Fin dalle prime ore della notte, la neve ha fatto la sua comparsa sui rilievi calabresi, superando i 1.200 metri. Le cime più elevate della Sila, tra cui Monte Curcio e Botte Donato, si sono già ricoperte di un sottile manto bianco, preludio a un possibile ulteriore accumulo nelle prossime ore.
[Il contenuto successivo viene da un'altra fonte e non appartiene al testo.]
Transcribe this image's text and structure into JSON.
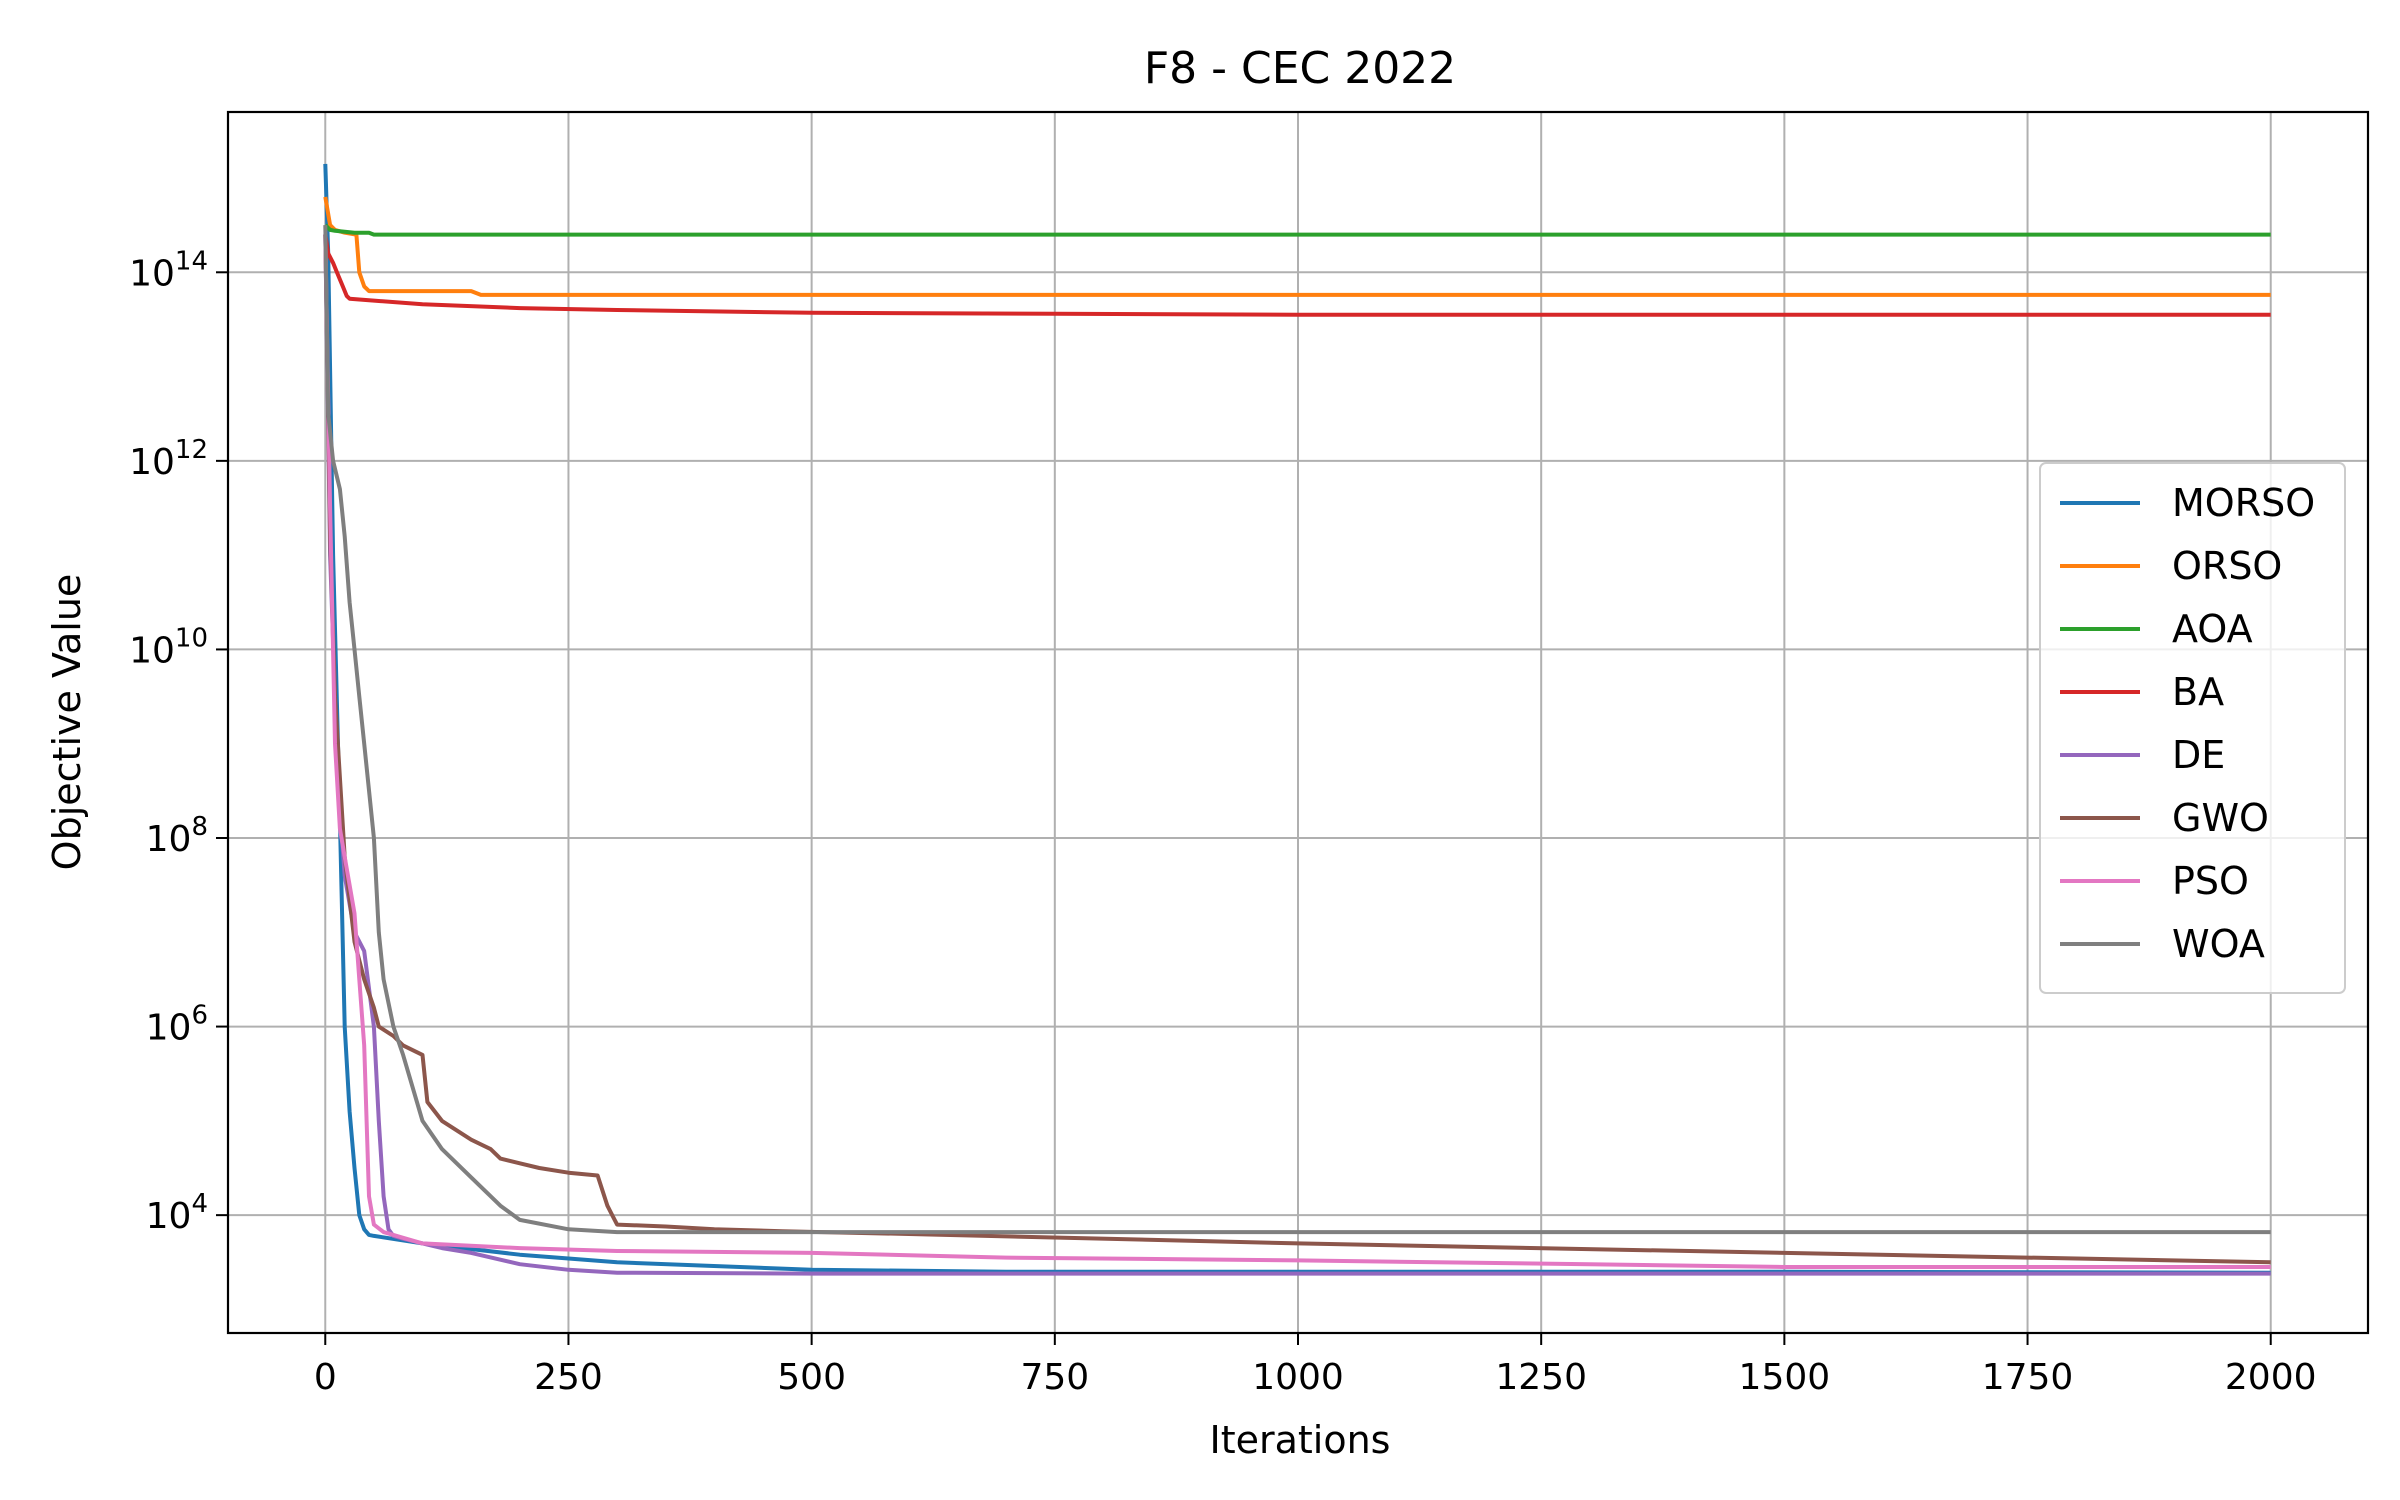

Il peggioramento è legato all’arrivo di una massa d’aria artico-marittima canalizzata dalla “Porta del Rodano”, che ha innescato un’area di bassa pressione sul Mediterraneo centrale. Dopo aver attraversato il Nord Italia con nevicate a quote collinari, il fronte perturbato ha raggiunto la Calabria, dove oggi è stata disposta un’allerta meteo gialla estesa a tutto il territorio regionale. Le aree tirreniche e le zone interne rimangono quelle più esposte: piogge insistenti, raffiche di vento e mari agitati stanno caratterizzando la giornata, con temporali anche di forte intensità attesi tra Calabria e Sicilia. Dalla tarda serata di domenica un nuovo fronte artico, questa volta proveniente dalla Groenlandia, raggiungerà la penisola generando un secondo vortice ciclonico. Lunedì si prospetta quindi come una giornata nuovamente critica, con piogge diffuse, venti sostenuti e un clima pienamente invernale sul Centro-Sud.

Solo da martedì un lento e graduale miglioramento.